– Не понимаю, что Вы хотите сказать?
– Я хочу сказать, что ты преуспел на любовном фронте.
Ивана слегка передернуло. Идеи, чувства, намерения у бывшей партократки неизменно облекались в форму грубых словесных штампов. Ни о какой оригинальности мышления и душевном такте речь не шла. И эти люди принимают решения, руководят, воспитывают других людей! Как-то он сказал Наташе, что его не пугают мнения других людей, и его чувство к ней существует без оглядки на то, что о нем говорят, или думают. Он ошибался. Мысли других – настоящий ад. Одной своей фразой Валечка, пошлейшее существо, наполнила грязью все кувшины его души. Сейчас она скажет, что, как его непосредственный начальник, как старший товарищ, она должна его предостеречь… И прочие формулы, которые прикрывают пустоту и безнравственность. На деле, в ее глазах читалось что-то граничащее с восхищением, некое понимание и поощрение. Скорее всего, она сама не прочь бы оказаться на месте Наташи (как она понимала это место), но годы уже не те.
– Вы имеете в виду меня и Наташу? Уверяю, здесь совсем не то, что вы, наверное, подумали.
– Все так говорят, когда оно выплывает наружу. Но я тебя понимаю. Наташа привлекательная женщина. И на ней тоже лежит вина, за то, что она дала тебе надежду на отношения.
– Что Вы говорите, Валентина Николаевна…
– Я знаю, что говорю. Все мы женщины умеем кружить головы мужчинам, но, если у тебя семья, ты должна в первую очередь подумать о ней.
На сей раз Валентина Николаевна действительно знала, что говорила. Все мужчины, которых она знала, были готовы на время сложить с себя моральные правила, как они складывали на тумбочку свои отутюженные брюки, в номерах партийных санаториев. Такие люди как она и ее покойный муж «ради работы» забывали семьи, а их дети вырастали наркоманами.
– У нас маленький город, все на виду, – продолжала она. – О вас ходят слухи! Что будет, когда узнает ее муж!? Вот о чем ты должен сейчас подумать. Я тебе как мать говорю. Ты знаешь, как я отношусь к твоей матери. Мне страшно за тебя. Сколько в коллективе незамужних женщин…
– Кем Вы меня считаете, Валентина Николаевна!
– Я тебя считаю своим сыночком! Я знаю, как тобой довольны в коллективе. Ты очень нужный работник. Я не хочу, чтобы у тебя были неприятности. Ведь ты такой умный мальчик. Я как твой руководитель не могу допустить…
Иван дослушал до конца все Валечкины нравоучения. У него никогда не возникал вопрос о доверии к людям. С детства для него было аксиомой, что все люди желают друг другу добра. Все всегда правильно рассуждают, говорят, когда нужно правильные слова. И не видят противоречия между своими мыслями и своими делами. Как поступит он? Он, который всегда стремился к цельности, стал постепенно сознавать, что и в нем, как и в других, словно живут несколько разных людей. Слова Валечки возбудили в нем упрямство.
Наступил этот день. Он видел на работе Наташу. Она спокойно отнеслась к его рассказу о разговоре с директором. Почему-то она была уверена, что муж не посмеет ничего предпринять. Но они решили проявить еще больше осторожности. Пусть Валечке донесут, что у них полный разрыв. Пересекаясь, они демонстративно не глядели в сторону друг друга. Наташе всегда нравилось притворяться. В этом ей не было равных. Она отлично умела маскироваться. Кто-то даже спросил Ивана, за что она тебя так невзлюбила. Он буркнул что-то вроде, насильно мил не будешь.

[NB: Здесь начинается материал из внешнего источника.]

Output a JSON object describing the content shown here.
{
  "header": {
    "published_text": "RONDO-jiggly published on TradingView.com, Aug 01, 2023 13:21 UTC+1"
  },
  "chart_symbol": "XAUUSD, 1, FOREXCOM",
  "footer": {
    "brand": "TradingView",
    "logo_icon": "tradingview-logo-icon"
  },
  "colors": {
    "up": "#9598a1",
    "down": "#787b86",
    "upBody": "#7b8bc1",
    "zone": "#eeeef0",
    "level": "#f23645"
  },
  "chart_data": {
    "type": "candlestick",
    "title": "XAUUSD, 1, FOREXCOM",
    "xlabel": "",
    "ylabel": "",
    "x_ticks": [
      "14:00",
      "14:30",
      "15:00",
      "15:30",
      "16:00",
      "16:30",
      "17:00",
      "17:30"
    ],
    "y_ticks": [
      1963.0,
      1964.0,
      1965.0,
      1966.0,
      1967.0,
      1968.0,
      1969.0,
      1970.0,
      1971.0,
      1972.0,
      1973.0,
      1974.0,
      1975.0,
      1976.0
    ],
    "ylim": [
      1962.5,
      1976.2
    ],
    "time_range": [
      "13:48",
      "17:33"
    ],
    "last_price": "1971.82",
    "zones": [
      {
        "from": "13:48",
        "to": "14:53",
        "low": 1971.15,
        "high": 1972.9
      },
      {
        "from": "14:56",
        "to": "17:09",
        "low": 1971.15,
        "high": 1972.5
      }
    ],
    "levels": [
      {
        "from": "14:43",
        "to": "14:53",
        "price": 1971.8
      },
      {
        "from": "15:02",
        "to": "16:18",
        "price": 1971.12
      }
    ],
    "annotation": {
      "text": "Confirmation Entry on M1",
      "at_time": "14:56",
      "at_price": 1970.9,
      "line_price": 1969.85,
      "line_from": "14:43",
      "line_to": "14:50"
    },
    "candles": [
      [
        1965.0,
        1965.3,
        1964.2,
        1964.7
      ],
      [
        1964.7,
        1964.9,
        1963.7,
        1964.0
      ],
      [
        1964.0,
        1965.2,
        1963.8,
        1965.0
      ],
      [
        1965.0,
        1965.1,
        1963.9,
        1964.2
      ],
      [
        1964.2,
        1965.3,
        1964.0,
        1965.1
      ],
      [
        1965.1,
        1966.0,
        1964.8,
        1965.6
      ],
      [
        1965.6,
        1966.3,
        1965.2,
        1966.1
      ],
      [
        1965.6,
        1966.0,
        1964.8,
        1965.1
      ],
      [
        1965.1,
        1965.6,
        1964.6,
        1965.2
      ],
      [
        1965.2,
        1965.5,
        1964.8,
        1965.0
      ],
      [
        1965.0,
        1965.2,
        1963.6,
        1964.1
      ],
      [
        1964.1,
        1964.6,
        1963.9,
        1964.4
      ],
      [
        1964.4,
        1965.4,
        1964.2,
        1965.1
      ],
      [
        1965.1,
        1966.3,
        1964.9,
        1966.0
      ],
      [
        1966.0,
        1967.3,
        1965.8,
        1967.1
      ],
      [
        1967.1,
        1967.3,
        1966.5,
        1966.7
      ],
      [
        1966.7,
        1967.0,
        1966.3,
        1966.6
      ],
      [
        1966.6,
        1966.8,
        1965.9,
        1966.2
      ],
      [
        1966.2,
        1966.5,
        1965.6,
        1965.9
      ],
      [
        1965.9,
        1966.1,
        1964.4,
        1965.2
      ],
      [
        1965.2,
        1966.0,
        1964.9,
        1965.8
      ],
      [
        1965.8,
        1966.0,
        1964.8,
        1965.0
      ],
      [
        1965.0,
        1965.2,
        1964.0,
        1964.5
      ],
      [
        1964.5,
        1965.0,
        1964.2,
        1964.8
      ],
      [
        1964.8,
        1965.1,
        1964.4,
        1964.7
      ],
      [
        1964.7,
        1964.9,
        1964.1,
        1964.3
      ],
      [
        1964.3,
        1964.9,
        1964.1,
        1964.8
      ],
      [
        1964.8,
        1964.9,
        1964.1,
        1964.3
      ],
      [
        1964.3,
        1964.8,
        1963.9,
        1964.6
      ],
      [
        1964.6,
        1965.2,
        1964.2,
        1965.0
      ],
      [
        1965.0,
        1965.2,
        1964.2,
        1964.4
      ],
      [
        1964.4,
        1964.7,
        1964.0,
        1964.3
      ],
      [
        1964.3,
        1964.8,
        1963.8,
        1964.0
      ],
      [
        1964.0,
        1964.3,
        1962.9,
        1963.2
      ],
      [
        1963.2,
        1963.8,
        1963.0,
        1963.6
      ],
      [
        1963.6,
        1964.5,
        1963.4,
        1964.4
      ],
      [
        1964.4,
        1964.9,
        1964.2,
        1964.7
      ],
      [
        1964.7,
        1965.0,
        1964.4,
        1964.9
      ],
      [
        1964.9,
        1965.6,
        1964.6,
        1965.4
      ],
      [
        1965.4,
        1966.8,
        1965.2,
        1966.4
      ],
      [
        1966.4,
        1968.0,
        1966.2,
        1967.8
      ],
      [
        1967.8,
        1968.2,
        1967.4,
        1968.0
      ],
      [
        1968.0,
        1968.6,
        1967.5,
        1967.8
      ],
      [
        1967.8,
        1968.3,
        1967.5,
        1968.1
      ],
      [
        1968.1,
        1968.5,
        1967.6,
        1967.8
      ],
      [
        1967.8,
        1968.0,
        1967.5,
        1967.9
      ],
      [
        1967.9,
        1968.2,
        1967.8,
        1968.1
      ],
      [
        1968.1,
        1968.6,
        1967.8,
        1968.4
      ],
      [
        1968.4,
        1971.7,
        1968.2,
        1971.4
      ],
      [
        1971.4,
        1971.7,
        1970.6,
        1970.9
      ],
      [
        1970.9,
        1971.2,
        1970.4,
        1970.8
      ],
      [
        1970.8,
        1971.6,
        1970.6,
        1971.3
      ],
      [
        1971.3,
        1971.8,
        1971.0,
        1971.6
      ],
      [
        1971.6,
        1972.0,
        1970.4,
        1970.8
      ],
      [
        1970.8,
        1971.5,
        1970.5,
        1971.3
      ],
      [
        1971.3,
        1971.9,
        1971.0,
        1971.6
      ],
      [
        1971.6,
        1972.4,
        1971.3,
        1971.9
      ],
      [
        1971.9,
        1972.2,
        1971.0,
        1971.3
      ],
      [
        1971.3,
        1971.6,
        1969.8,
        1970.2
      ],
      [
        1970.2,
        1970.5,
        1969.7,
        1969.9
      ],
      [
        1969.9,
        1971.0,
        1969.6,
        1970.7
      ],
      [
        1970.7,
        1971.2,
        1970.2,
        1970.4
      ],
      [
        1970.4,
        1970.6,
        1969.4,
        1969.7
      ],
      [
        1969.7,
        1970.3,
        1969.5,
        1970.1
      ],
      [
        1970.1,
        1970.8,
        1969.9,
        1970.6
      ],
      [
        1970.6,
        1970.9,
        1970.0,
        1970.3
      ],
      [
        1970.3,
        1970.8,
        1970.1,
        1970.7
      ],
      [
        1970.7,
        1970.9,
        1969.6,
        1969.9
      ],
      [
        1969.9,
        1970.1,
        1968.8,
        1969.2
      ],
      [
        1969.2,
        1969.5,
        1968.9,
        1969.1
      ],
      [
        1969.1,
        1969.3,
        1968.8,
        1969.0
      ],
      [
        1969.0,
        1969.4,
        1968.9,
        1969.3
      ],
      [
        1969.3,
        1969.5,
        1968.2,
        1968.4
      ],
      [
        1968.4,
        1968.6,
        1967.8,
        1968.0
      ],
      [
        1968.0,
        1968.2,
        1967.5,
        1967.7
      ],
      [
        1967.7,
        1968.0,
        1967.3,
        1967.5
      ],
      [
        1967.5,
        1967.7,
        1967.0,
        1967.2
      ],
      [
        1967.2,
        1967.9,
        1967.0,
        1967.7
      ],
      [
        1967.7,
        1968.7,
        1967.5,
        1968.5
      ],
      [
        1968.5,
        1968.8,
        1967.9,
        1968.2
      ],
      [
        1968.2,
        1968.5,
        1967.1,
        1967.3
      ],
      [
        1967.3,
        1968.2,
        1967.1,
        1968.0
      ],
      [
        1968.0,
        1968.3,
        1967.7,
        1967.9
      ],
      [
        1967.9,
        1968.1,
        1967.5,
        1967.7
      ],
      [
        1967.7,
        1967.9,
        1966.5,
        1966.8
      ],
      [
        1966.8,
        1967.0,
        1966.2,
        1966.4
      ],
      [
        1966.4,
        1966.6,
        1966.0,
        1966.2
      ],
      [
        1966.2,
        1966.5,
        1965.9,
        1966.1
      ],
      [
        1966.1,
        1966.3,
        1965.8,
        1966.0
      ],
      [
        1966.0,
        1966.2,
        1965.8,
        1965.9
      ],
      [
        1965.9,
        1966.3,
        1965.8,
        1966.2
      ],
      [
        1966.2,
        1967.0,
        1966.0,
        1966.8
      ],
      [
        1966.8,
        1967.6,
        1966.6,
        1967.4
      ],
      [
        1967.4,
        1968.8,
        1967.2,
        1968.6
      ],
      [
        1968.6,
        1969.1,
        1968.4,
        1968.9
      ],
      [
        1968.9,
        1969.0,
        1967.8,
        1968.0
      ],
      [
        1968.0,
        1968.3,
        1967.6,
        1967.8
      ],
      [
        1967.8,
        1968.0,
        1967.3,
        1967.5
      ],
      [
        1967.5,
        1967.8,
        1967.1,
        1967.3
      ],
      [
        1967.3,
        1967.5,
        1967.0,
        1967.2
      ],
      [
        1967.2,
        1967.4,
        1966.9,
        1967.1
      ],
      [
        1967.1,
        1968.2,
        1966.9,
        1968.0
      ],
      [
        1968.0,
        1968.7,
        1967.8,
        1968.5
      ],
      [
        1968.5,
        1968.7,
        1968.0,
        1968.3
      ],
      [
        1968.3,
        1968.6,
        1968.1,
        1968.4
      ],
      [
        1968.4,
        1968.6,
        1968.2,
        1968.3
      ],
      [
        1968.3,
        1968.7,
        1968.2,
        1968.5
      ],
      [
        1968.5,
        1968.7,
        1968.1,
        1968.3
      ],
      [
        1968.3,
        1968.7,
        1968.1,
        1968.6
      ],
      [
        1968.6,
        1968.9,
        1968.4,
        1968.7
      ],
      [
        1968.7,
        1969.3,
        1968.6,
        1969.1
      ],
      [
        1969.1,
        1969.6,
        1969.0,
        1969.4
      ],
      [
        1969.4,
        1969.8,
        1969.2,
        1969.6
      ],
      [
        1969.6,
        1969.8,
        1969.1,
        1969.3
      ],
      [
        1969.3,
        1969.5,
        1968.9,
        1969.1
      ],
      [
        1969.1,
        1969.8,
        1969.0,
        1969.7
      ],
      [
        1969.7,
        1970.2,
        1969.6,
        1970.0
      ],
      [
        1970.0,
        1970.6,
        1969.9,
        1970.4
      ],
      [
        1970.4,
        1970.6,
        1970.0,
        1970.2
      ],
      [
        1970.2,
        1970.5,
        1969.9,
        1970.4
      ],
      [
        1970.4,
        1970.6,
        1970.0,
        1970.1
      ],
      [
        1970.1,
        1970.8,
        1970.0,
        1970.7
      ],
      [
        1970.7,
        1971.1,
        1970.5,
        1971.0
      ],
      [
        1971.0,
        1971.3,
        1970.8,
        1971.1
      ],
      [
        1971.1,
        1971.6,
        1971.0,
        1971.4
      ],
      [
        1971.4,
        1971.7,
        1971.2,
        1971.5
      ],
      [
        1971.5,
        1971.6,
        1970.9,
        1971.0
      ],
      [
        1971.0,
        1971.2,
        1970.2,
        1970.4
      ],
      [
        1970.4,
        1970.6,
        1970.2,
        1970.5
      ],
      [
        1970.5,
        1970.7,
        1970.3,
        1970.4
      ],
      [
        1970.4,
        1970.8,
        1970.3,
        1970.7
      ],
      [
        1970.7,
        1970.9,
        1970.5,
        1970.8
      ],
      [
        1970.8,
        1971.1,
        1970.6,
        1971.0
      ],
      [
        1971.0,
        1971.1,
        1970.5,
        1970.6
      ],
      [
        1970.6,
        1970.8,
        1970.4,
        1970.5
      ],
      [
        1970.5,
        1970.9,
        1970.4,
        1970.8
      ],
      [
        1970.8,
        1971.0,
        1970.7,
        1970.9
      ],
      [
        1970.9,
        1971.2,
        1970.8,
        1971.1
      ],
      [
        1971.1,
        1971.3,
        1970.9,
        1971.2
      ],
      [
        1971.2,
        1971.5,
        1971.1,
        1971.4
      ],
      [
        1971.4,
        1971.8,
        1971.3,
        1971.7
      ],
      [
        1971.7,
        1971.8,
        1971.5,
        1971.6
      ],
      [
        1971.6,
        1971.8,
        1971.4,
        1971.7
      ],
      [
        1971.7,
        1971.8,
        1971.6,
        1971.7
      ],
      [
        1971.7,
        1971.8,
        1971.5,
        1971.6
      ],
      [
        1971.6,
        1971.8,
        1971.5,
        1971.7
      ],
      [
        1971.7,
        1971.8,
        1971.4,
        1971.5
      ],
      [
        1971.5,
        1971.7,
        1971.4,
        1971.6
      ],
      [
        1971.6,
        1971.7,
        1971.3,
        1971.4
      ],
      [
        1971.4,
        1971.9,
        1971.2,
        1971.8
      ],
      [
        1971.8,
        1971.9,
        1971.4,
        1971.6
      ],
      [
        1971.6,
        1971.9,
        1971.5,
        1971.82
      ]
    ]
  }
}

«Шарик обычно стремится в лузу», – бормотал про себя Иван, идя домой. У него все было решено, но в груди была пустота. Пустота сосала под ложечкой. Иван знал это чувство и знал, что с ним случается в такие моменты. Он мог совершить спонтанный поступок. Однажды он спрыгнул с высоты второго этажа. Он стоял на крыше, смотрел вниз и вдруг подумал, а что, если прыгнуть. Просто так. Возможно потому, что после этого что-то изменится. Оттолкнувшись от края, он уже не сможет вернуться назад и что-то изменить. Он станет другим. Будет ли жалеть – об этом не узнаешь, пока не сделаешь. И вдруг, сильно оттолкнулся, чтобы перелететь полоску асфальта, и прыгнул. За секунду до прыжка, он не знал, что сделает это. Все закончилось благополучно. Он удачно приземлился. Ему показалось, что от удара выворачиваются суставы, но он ничего не повредил. Никто не видел, он никому не сказал. Но после этого стал другим. Он понял, что может совершать поступки, которых от него не ждут, которых он сам от себя не ждет. И он делал такие поступки не раз, когда оказывался в некотором смысле на краю.